Organology Conference Porto

Posted by thor magnusson on August 30, 2017

Emute Lab members Thanos Polymeneas-Liontiris and Thor Magnusson presented work at the Organology Conference in Porto, Portugal. The conference consisted of a wide range of instrumental studies, from African and South-American instruments, Baroque flutes and organs, to the volume button in Onde Martenot or Spatial Immersive Instruments.

We took the opportunity to explore the city, as the biennial Live Interfaces Conference we ran at Sussex last summer will take place in Porto next summer. It promises to be an amazing event, involving Casa De Musica and many other interesting places in this beautiful city.

The abstracts from Thanos and Thor follw below:

Porto

Musical Organics: A Heterarchical Approach to Digital Organology

by: Thor Magnusson

An important pursuit of organology is the classification of musical instruments. The tree-metaphor has traditionally been the key organisational principle, most prominently applied by Hornbostel and Sachs in their classification from 1914. As Nietzsche, Foucault, and Eco demonstrated, the classification of a domain is an epistemic act; indeed, we find epistemic time periods, where cultures throw different “conceptual nets” over the “rabble of reality” (as Nietzsche put it). Hornbostel and Sachs acknowledged the problems of division in their classification, stating that instruments are alive and dynamic, whereas systems are static and delineating. This is even more true with new digital instruments, as their complex nature renders them hard to place into classificatory categories. A new analytical approach is required that engages with the repository of digital instruments from a multiplicity of perspectives: materials (e.g., plastic, metal, glass, fibre, cloth); sensors (e.g., ultrasound, bend, potentiometers); sound (e.g., physical models, subtractive, granular, sampling); mapping (e.g., one-to-one, one- to-many, many-to-one, convergent, learned, evolutionary); gestures (e.g., hit, stroke, pluck, shake, bow, blow); reuse of proprioceptive skills (such as the trained playing of keyboard, strings, wind, and percussion); manufacturer (e.g., of sensors, chips, motors), and many more, including cultural context, musical style, and other areas that have been, or indeed will be, called for as extensions to existing organological classifications.

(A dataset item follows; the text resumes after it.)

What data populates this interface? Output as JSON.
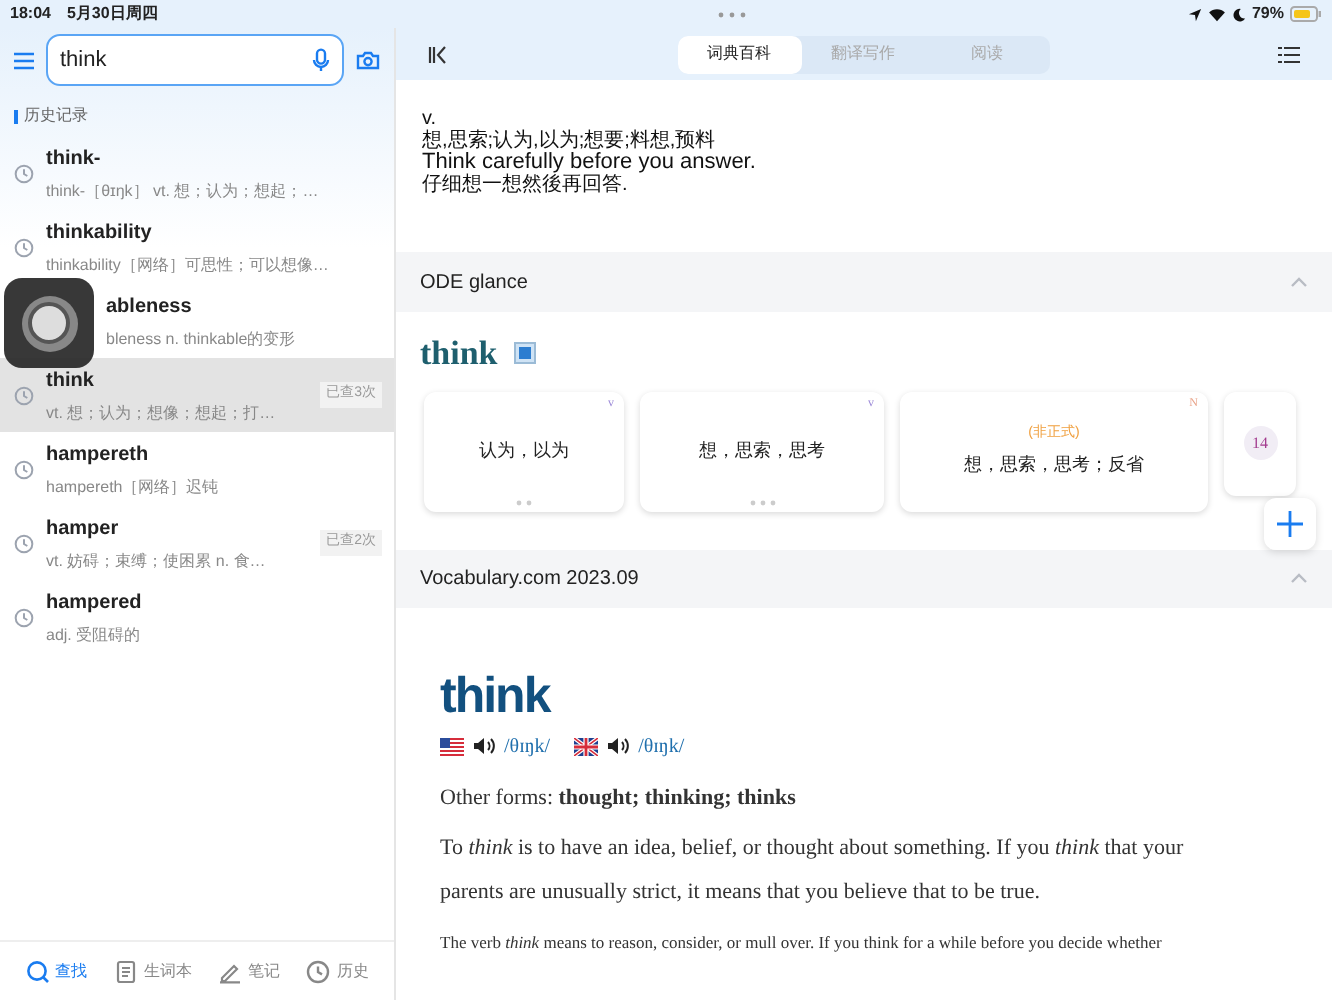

This presentation will discuss the necessity of shifting our classificatory metaphors from the tree to the rhizome, from hierarchy to heterarchy, pointing to the digital as something that is essentially hard to define due to the lack of tradition, legacy, and institutional framework. The paper discusses the problems of classification of digital instruments and introduce some of the organological work done in the field, leading up to the author’s proposal of Musical Organics. As a theoretical method that applies modern search, machine information retrieval, and representation technologies, musical organics enable researchers to create ad-hoc classifications of instrumental spaces as a collaborative organological research.


Instrumented spaces: two immersive music theatre performances

by: Thanos Polymeneas-Liontiris

This presentation revolves around two performances / experiments presented as part of my research on instrumented/audience reactive sound spaces: Im•medea and the landscape may be a dead star. The works drew inspiration from processes and techniques used in interactive art installations, with the aim of designing and delivering generative Music Theatre.

Both performances were using the space as an instrument: a series of Infrared (IR) sensors (placed on the walls and ceilings of the spaces) were tracking the movement, position and density of the audience in the rooms. The digital information of these sensors was then analysed and processed by a custom- made algorithm, contributing to the performance in different ways. While in Im•medea it generated the electronic soundscape for the performance, in the landscape may be a dead star it produced the musical score that the performers had to interpret. The result in both cases was an ever-changing music theatre performance, which was evolving by handling the space as an invisible instrument that was played by the movement, position and amount of audience/bodies in space.

The processes in both performances can be observed as methods for scoring, composing, as well as instruments or performance ecosystems, cybernetic, trans-individual network systems linking audience, performers and technology with a transparent web. These two experiments were the first of a series of experiments of an on-going research on post-digital processes and notions of Posthumanism in Music Theatre.